Newborn · Feeding
Baby Growth Spurt Identifier
Recognise common baby growth spurts (7–10 days, 2–3 weeks, 4–6 weeks, 3, 6, 9 months) with plain-language signs and what helps.
Last reviewed 27 May 2026
Is my baby having a growth spurt?
What are you noticing?
Common growth-spurt windows
- 7–10 days — the first big one, just as milk supply has come in
- 2–3 weeks — coincides with the milk-supply ramp-up
- 4–6 weeks — classic “peak crying” window
- 3 months — often a sleep change too
- 6 months — around solids introduction
- 9 months — physical milestones boom
Spurts usually last 2–5 days. Lampl & Johnson’s 1992 Science paper showed growth happens in jumps (“saltation and stasis”) — not the smooth curve we see in graphs.
Common questions parents have
- “Cluster feeding all evening — is my supply low?” Almost always no. Cluster feeding signals the breast to make more milk. Stick with on-demand feeding rather than introducing top-ups; supply increases within 24–72 hours.
- “Should I top up with formula?” Only if the diaper count is genuinely below the day-of-life target, weight is dropping, or your team advises. Otherwise, top-ups blunt the supply signal and can shorten breastfeeding overall.

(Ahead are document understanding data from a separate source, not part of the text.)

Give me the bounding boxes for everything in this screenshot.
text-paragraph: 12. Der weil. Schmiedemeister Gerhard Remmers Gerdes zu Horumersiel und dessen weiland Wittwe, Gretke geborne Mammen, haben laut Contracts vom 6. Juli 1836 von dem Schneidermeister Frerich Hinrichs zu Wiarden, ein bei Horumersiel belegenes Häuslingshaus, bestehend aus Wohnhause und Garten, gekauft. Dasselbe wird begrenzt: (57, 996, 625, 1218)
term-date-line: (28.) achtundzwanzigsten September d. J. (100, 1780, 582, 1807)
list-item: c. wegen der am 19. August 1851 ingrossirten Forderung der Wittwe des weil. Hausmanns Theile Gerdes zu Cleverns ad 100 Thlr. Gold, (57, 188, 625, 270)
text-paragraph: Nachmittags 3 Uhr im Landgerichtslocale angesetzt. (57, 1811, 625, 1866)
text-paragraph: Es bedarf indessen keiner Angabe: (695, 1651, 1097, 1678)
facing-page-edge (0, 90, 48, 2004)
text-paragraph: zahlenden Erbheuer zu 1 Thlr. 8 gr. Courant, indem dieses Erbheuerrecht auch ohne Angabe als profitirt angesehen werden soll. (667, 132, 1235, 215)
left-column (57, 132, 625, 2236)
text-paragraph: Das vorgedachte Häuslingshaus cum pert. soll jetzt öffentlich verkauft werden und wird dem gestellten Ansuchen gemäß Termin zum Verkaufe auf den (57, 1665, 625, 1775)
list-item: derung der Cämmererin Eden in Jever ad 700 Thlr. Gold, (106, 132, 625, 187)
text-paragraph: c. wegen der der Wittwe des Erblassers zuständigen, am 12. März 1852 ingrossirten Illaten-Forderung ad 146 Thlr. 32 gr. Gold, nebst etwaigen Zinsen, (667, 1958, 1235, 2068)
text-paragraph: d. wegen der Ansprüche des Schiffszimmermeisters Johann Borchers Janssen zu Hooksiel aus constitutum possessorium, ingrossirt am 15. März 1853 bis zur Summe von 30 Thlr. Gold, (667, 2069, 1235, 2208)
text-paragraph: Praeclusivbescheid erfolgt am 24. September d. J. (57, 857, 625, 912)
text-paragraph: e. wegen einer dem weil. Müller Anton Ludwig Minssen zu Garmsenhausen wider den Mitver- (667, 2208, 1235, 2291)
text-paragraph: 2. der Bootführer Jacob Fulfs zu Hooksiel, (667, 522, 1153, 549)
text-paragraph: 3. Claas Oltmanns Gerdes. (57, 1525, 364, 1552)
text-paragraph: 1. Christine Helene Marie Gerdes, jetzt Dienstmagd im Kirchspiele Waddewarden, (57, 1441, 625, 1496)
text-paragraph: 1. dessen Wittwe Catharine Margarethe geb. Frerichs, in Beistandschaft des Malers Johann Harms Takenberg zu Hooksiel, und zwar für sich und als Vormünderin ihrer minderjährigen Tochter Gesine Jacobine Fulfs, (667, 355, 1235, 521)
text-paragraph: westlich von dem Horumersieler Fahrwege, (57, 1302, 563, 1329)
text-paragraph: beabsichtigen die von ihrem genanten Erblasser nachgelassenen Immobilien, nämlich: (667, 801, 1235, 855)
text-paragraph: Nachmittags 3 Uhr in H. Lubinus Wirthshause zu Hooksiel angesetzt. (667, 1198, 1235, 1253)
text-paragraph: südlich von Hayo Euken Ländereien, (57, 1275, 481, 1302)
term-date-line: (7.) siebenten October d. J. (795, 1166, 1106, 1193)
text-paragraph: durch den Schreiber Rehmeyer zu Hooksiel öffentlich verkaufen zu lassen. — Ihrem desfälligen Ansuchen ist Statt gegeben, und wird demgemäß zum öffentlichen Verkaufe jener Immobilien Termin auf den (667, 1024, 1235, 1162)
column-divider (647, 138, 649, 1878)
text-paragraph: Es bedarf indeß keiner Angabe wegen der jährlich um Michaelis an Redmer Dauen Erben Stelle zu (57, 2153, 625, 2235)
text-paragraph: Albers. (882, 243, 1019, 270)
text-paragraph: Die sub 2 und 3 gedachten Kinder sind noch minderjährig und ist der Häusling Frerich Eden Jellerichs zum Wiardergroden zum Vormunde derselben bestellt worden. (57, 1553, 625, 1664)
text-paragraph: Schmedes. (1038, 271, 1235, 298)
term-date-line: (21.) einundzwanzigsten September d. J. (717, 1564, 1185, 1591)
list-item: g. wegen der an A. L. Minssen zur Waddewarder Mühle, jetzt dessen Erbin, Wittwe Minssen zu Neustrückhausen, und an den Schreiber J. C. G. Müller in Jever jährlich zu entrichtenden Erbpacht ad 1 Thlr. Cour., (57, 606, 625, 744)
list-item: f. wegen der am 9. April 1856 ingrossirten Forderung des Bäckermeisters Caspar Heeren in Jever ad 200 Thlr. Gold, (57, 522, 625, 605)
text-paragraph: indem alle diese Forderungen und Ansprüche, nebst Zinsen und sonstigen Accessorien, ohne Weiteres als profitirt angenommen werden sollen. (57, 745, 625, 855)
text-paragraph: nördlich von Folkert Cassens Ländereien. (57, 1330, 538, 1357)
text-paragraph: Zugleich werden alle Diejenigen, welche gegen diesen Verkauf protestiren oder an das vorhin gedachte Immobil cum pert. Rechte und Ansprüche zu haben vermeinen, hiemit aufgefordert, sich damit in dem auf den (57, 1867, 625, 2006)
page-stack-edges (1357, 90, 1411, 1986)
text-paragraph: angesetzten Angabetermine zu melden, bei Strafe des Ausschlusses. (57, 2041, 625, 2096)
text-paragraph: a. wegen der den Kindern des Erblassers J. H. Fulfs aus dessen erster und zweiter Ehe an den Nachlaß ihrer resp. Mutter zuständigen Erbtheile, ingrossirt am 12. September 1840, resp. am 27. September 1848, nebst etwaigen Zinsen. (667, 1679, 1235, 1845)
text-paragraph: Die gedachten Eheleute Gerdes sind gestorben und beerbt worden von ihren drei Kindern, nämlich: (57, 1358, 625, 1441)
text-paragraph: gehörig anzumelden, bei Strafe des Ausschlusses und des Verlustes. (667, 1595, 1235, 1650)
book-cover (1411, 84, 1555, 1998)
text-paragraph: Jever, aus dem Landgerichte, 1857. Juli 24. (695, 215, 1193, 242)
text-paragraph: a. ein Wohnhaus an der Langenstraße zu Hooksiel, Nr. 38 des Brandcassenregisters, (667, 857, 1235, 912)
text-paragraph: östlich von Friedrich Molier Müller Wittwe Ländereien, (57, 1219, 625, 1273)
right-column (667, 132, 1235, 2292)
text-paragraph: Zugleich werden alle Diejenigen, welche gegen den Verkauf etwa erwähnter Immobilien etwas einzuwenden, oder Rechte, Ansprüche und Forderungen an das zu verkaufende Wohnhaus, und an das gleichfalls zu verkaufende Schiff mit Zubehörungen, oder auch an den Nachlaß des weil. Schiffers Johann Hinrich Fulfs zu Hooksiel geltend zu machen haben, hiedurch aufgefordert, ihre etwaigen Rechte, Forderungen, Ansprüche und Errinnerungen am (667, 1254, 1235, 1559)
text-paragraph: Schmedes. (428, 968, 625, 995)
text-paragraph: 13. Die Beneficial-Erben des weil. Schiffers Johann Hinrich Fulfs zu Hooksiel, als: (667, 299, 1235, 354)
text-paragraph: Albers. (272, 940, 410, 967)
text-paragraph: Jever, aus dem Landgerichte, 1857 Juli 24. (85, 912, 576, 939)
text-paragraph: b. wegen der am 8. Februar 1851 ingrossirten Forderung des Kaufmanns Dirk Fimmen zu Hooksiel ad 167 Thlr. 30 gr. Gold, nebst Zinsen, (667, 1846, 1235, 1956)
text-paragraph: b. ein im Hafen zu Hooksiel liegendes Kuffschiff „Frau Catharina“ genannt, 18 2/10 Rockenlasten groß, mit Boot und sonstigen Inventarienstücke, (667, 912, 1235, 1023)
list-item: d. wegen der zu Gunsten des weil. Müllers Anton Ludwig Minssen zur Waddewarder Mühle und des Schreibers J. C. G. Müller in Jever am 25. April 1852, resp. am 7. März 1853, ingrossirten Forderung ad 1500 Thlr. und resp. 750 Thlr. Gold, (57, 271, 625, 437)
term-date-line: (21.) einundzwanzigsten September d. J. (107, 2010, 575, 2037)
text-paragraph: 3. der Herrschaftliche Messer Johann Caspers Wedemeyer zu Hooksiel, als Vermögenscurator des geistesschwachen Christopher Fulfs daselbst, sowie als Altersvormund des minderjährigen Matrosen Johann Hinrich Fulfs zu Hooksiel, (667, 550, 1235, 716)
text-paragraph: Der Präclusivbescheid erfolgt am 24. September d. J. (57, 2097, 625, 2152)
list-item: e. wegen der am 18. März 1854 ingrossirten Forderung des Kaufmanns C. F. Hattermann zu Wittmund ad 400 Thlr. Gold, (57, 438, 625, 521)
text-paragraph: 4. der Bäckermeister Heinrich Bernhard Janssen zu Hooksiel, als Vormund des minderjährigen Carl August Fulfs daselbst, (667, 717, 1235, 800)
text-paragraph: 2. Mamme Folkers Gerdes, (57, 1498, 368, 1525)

- “Sleep + growth spurt + regression at the same time?” Yes — the 3-month, 6-month, and 9-month windows are often a combined cluster of feeding change, sleep disruption, and developmental leap.
- “How can I tell a growth spurt from illness?” Growth spurts: baby is happy and alert between feeds, plenty of wet diapers, no fever. Illness: lethargy doesn’t lift, fewer wet diapers, fever, off feeds. When in doubt, get reviewed.
- “Do formula-fed babies have growth spurts?” Yes — the same age pattern. Adjust formula volumes as baby asks for more; AAP guidance is to feed responsively rather than to a fixed schedule.
- “Length growth vs weight growth” — spurts often include both, but length jumps can happen overnight (literally; growth hormone spikes during deep sleep). You may notice clothes too small the morning after a long sleep night.
- “How many wet diapers should I still see?” 6+ per day for an exclusively breast- or formula-fed baby (see /calculators/newborn-diaper-output for the full day-by-day pattern).
- “Should I worry if my baby isn’t cluster feeding at these ages?” No. Spurt presentation varies hugely. Some babies have brief windows; others sleep more rather than feed more.
- Witching hour vs growth spurt — evening fussiness peaking 5–9 pm is a normal newborn pattern (PURPLE crying) at 4–12 weeks regardless of spurt. Combine.
- Wonder weeks app — the Plooij “mental leaps” framework predicts 10 cognitive jumps by age 2. Useful for parental understanding but not formally validated as a clinical timing system.
What is a baby growth spurt?
Babies don’t grow in the smooth curve we see on growth charts — they grow in jumps. The classic Lampl & Johnson paper in Science (1992) showed infants can put on up to 1 cm of length literally overnight, then stall for days. The parent-recognisable feeding-and-fuss pattern that goes with these growth jumps is what we call a “growth spurt”.
When are the common growth spurts?
- 7–10 days — the first big spurt, just as milk supply has come in.
- 2–3 weeks — coincides with the milk-supply ramp-up.
- 4–6 weeks — the classic peak-crying window.
- 3 months — often comes with a sleep change too.
- 6 months — around solids introduction.
- 9 months — the physical-milestone boom.
Signs of a growth spurt
- Wanting to feed much more often (cluster feeding) for 2–5 days.
- Sleep changes — either more sleepy or more wakeful at night.
- More fussy or wanting to be held all the time.
- Hands in mouth, rooting between feeds.
- Outgrowing clothes / next nappy size up within a week or two.
- Crucially: happy and alert between feeds.
What to do during a growth spurt
- Offer the breast / bottle on demand. Cluster feeding is the baby’s signal to make more milk.
- Don’t introduce top-ups unless diaper output is genuinely below target, weight is dropping, or your team advises.
- Look after yourself. The non-stop feeding is exhausting. Get help with everything else.
- It passes in 2–5 days.
Growth spurt vs illness — the difference
- Growth spurt: happy + alert between feeds, plenty of wet diapers, no fever, 2–5 days.
- Illness: lethargy doesn’t lift, fewer wet diapers, fever, off feeds, persistent vomiting beyond normal posseting.
Sources
- Lampl M, Veldhuis JD, Johnson ML. Saltation and stasis: a model of human growth. Science 1992;258:801–3.
- American Academy of Pediatrics HealthyChildren. Growth and development.
- WHO Child Growth Standards.
- Mohrbacher N, Stock J. The Breastfeeding Answer Book.